Grazie a Gonzalo Higuain. The Champion. Forse è poco, lo so. Eppure gli epiteti sprecati in questi giorni non rispecchiano la semplicità di questo ragazzo. Spesso falsi o di circostanza, perchè il 98% dei suoi adulatori odierni calpestava la sua dignità appena un anno fa. “Non è un vincente”, sostenevano. E’ un lottatore, invece. Da quando aveva solo 10 mesi. E chi lotta offrendo tutto sè stesso non può mai dichiararsi vinto. Allora grazie per aver polverizzato Nordhal con quella maglia addosso. Grazie per esserti innamorato di questa città e dei suoi difetti, grazie perchè l’hai cantato con noi sotto la curva. Resta a difenderla. “The Champioooons!”
Grazie a Dries Mertens, impiegato poco ma sempre dirompente a partita in corso. Titolare inamovibile in tante altre big, ha accettato con professionalità il ruolo di dodicesimo “titolarissimo”. Grazie a Manolo Gabbadini, che proprio non si aspettava un anno così. Ha segnato lo stesso, con medie altissime e col broncio. Amarezza comprensibile, ma l’assenza nei festeggiamenti di sabato sera si poteva evitare. I tifosi, principalmente loro, non hanno mai smesso di incitarlo. Grazie a David Lopez, incartato con una bella linguaccia nei confronti dei suoi detrattori.

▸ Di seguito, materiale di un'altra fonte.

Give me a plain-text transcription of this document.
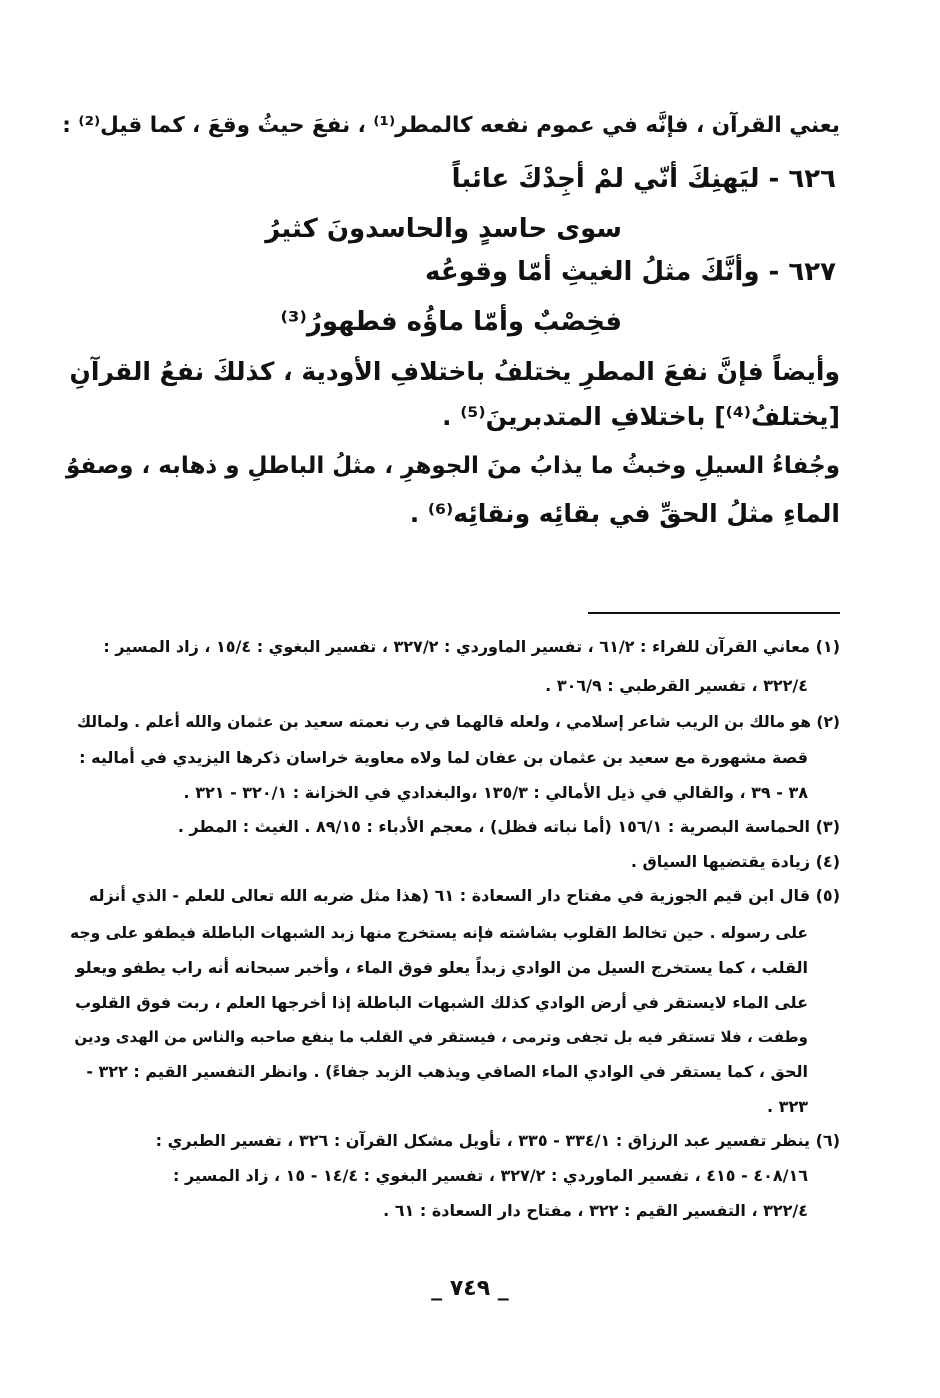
يعني القرآن ، فإنَّه في عموم نفعه كالمطر⁽¹⁾ ، نفعَ حيثُ وقعَ ، كما قيل⁽²⁾ :
٦٢٦ - ليَهنِكَ أنّي لمْ أجِدْكَ عائباً
سوى حاسدٍ والحاسدونَ كثيرُ
٦٢٧ - وأنَّكَ مثلُ الغيثِ أمّا وقوعُه
فخِصْبٌ وأمّا ماؤُه فطهورُ⁽³⁾
وأيضاً فإنَّ نفعَ المطرِ يختلفُ باختلافِ الأودية ، كذلكَ نفعُ القرآنِ
[يختلفُ⁽⁴⁾] باختلافِ المتدبرينَ⁽⁵⁾ .
وجُفاءُ السيلِ وخبثُ ما يذابُ منَ الجوهرِ ، مثلُ الباطلِ و ذهابه ، وصفوُ
الماءِ مثلُ الحقِّ في بقائِه ونقائِه⁽⁶⁾ .
(١) معاني القرآن للفراء : ٦١/٢ ، تفسير الماوردي : ٣٢٧/٢ ، تفسير البغوي : ١٥/٤ ، زاد المسير :
٣٢٢/٤ ، تفسير القرطبي : ٣٠٦/٩ .
(٢) هو مالك بن الريب شاعر إسلامي ، ولعله قالهما في رب نعمته سعيد بن عثمان والله أعلم . ولمالك
قصة مشهورة مع سعيد بن عثمان بن عفان لما ولاه معاوية خراسان ذكرها اليزيدي في أماليه :
٣٨ - ٣٩ ، والقالي في ذيل الأمالي : ١٣٥/٣ ،والبغدادي في الخزانة : ٣٢٠/١ - ٣٢١ .
(٣) الحماسة البصرية : ١٥٦/١ (أما نباته فظل) ، معجم الأدباء : ٨٩/١٥ . الغيث : المطر .
(٤) زيادة يقتضيها السياق .
(٥) قال ابن قيم الجوزية في مفتاح دار السعادة : ٦١ (هذا مثل ضربه الله تعالى للعلم - الذي أنزله
على رسوله . حين تخالط القلوب بشاشته فإنه يستخرج منها زبد الشبهات الباطلة فيطفو على وجه
القلب ، كما يستخرج السيل من الوادي زبداً يعلو فوق الماء ، وأخبر سبحانه أنه راب يطفو ويعلو
على الماء لايستقر في أرض الوادي كذلك الشبهات الباطلة إذا أخرجها العلم ، ربت فوق القلوب
وطفت ، فلا تستقر فيه بل تجفى وترمى ، فيستقر في القلب ما ينفع صاحبه والناس من الهدى ودين
الحق ، كما يستقر في الوادي الماء الصافي ويذهب الزبد جفاءً) . وانظر التفسير القيم : ٣٢٢ -
٣٢٣ .
(٦) ينظر تفسير عبد الرزاق : ٣٣٤/١ - ٣٣٥ ، تأويل مشكل القرآن : ٣٢٦ ، تفسير الطبري :
٤٠٨/١٦ - ٤١٥ ، تفسير الماوردي : ٣٢٧/٢ ، تفسير البغوي : ١٤/٤ - ١٥ ، زاد المسير :
٣٢٢/٤ ، التفسير القيم : ٣٢٢ ، مفتاح دار السعادة : ٦١ .
_ ٧٤٩ _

Non sarà un vice-Hamsik nè un vice-Allan, ma ha risposto all’appello ogni qualvolta è stato chiamato in causa senza mai demeritare. Le critiche per partito preso non hanno mai raggiunto il livello minimo di decenza.
Grazie a Maggio, Valdifiori, Chiriches, Strinic, Gabriel, Chalobah e tutti coloro che hanno preso parte a quest’avventura. Perchè tutta la flotta consente alla nave di solcare i mari alla ricerca di terre incontaminate e sensazioni mai provate. Nessuno escluso.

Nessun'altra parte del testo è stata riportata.